Epinephelus albomarginatus, the white-edged grouper, white-edged rockcod or captain fine, is a species of marine ray-finned fish, a grouper from the subfamily Epinephelinae which is part of the family Serranidae, which also includes the anthias and sea basses. It is found in the southwestern Indian Ocean and it is associated with coral reefs. It is a target species for commercial and recreational fisheries.

==Description==
Epinephelus albomarginatus has a body with a standard length which is 2.6 to 3.0 times as long as its depth. The preopercle has an angle and has 2-3 enlarged serrations at its angle. The dorsal fin has 11 spines and 14 soft rays while the anal fin contains 3 spines and 8 so rays. The membranes between the dorsal fin spines are obviously incised. The pelvic fins are as long as or slightly longer than the pectoral fins while the caudal fin is truncate, the corners of the caudal fin are rounded in adults. The jaws are armed with two rows of teeth, the outer row being enlarged. There are 56 to 66 scales in the lateral line. The basic colour of the head, body, dorsal, and caudal fins is pale brown, with many small darker brown spots. These are absent on the underside of the head and body. The juveniles have a prominent dark brown streak above their lips and many of the spots on the head, body and median fins merge to form double spots. The dorsal fin has a yellow or gold margin to the membranes in its spiny part. The soft-rayed part of the dorsal fin and the anal fin are dusky away from their bases and have a distinct white margin. The caudal fin has a white margin on its upper and lower distal edges also white-edged while the pectoral fins are yellowish or reddish orange.

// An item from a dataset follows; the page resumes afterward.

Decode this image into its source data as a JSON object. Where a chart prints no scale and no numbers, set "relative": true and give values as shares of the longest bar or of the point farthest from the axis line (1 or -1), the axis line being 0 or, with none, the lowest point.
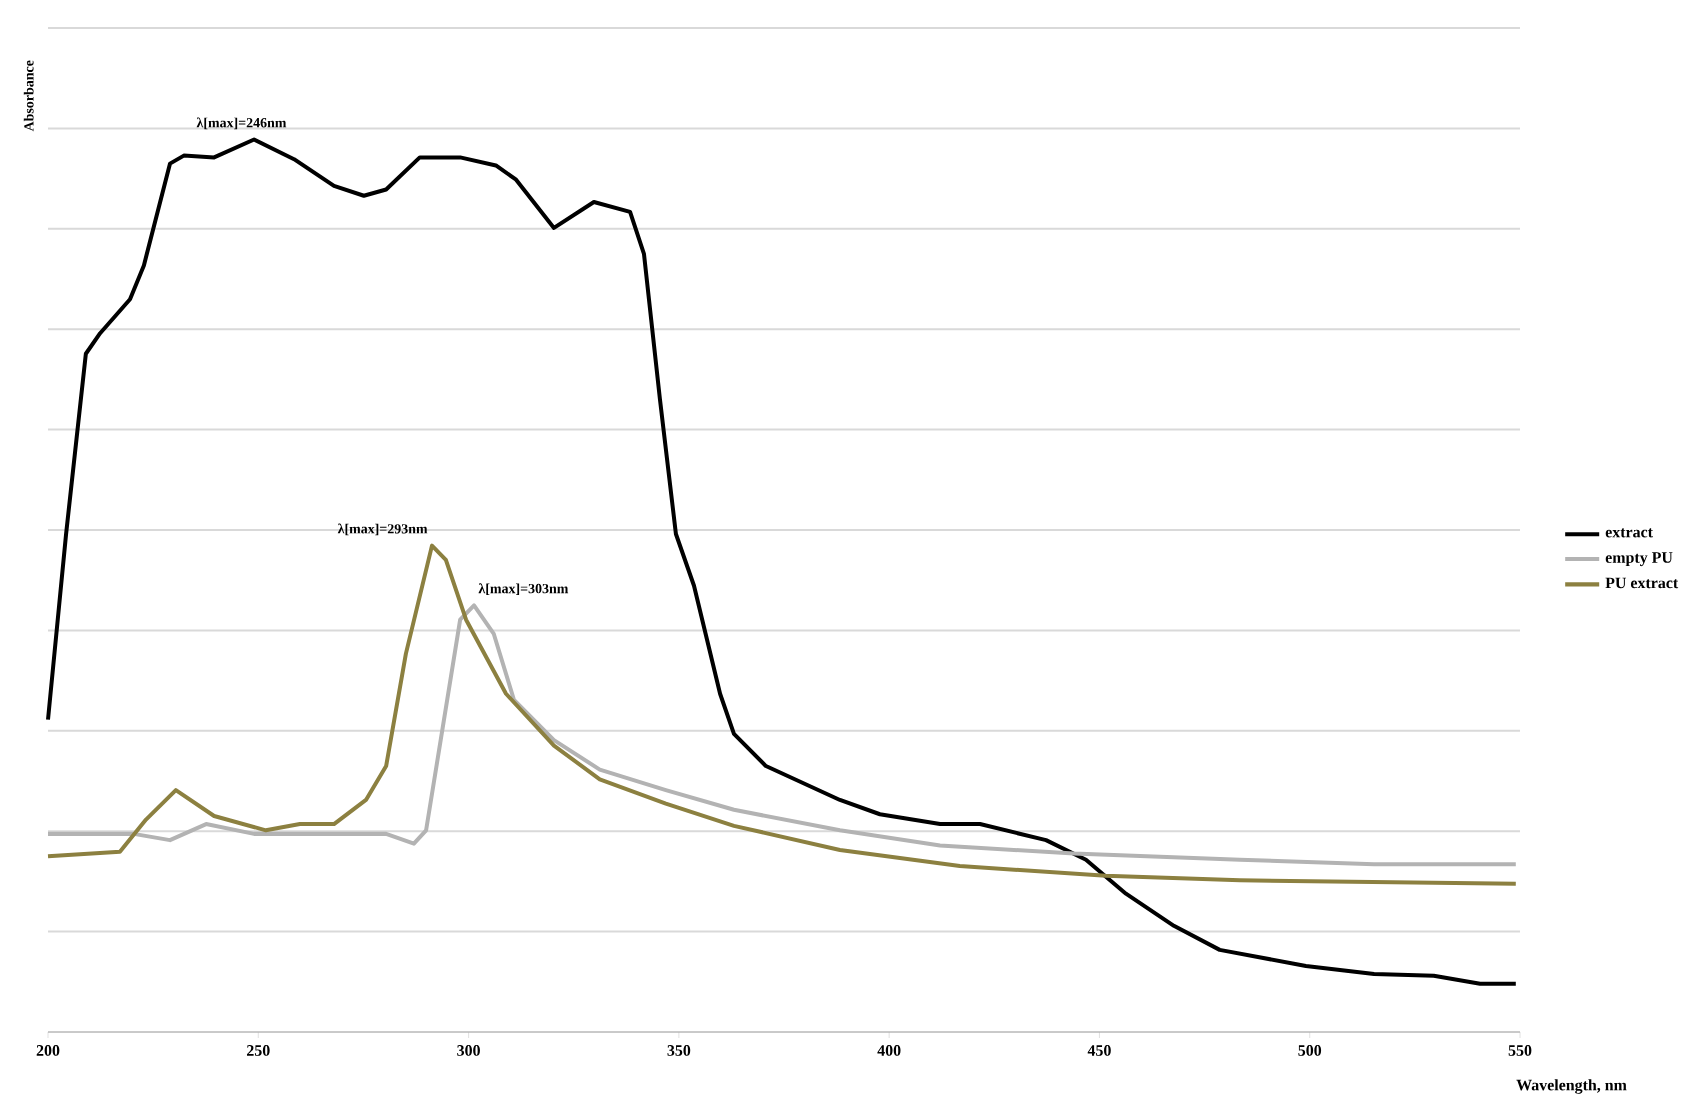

The maximum published total length for this species is 100 cm and the maximum published weight is 12,5 kg.

==Distribution==
Epinephelus albomarginatus is endemic to the eastern coast of Southern Africa where it occurs from Zavala in southern Mozambique to East London in the Eastern Cape of South Africa.

==Habitat and biology==
Epinephelus albomarginatus is found on rocky and coral reefs at depths between 25 and 120 m> This is a predatory species which preys largely on spiny lobsters, crab and octopuses, it will also eat fish and squid. These fish grow slowly and they are monandric protogynous hermaphrodites, which means that all of the males are derived from reproductively functional females. Fish sampled along the eastern coast of South Africa are normally sexually immature and this suggests that there may be a northward movement of fish to spawn. Adults remain off northern Kwaulu Natal and southern Mozambique.

==Taxonomy==
Epinephelus albomarginatus was first formally described in 1903 by the Belgian-British ichthyologist George Albert Boulenger (1858-1937) with the type locality being given as the Colony of Natal.

==Utilisation==
Epinephelus albomarginatus is targeted by both recreational and commercial fisheries. In South Africa the traditional commercial fishery uses hook and lines from vessels, while in Mozambique line fishing is also used with both handlines and rod and line being used. The catch is sold locally and is also exported to Europe. The slow growth, late maturity and protogynous hermaphroditic life history of this species make it vulnerable to overfishing.

==Conservation==
Epinephelus albomarginatus is classified as Vulnerable by the IUCN because it has a small area of distribution and has been overfished, causing a substantial reduction in the population of reproductively active individuals. It does occur in some protected areas in both South Africa and Mozambique. In South Africa this species is subject to management by a total allowable effort limitation on commercial fisheries as well as by additional restrictions which are designed to protect overfished species. These include a bag limit of 5 fish per person per day and minimum allowable size of 40 cm for landing for recreational fishers. However, catches outside of the total allowable effort limitation and the increase in recreational angling are still causing concern. In Mozambique the species is subject to a management plan.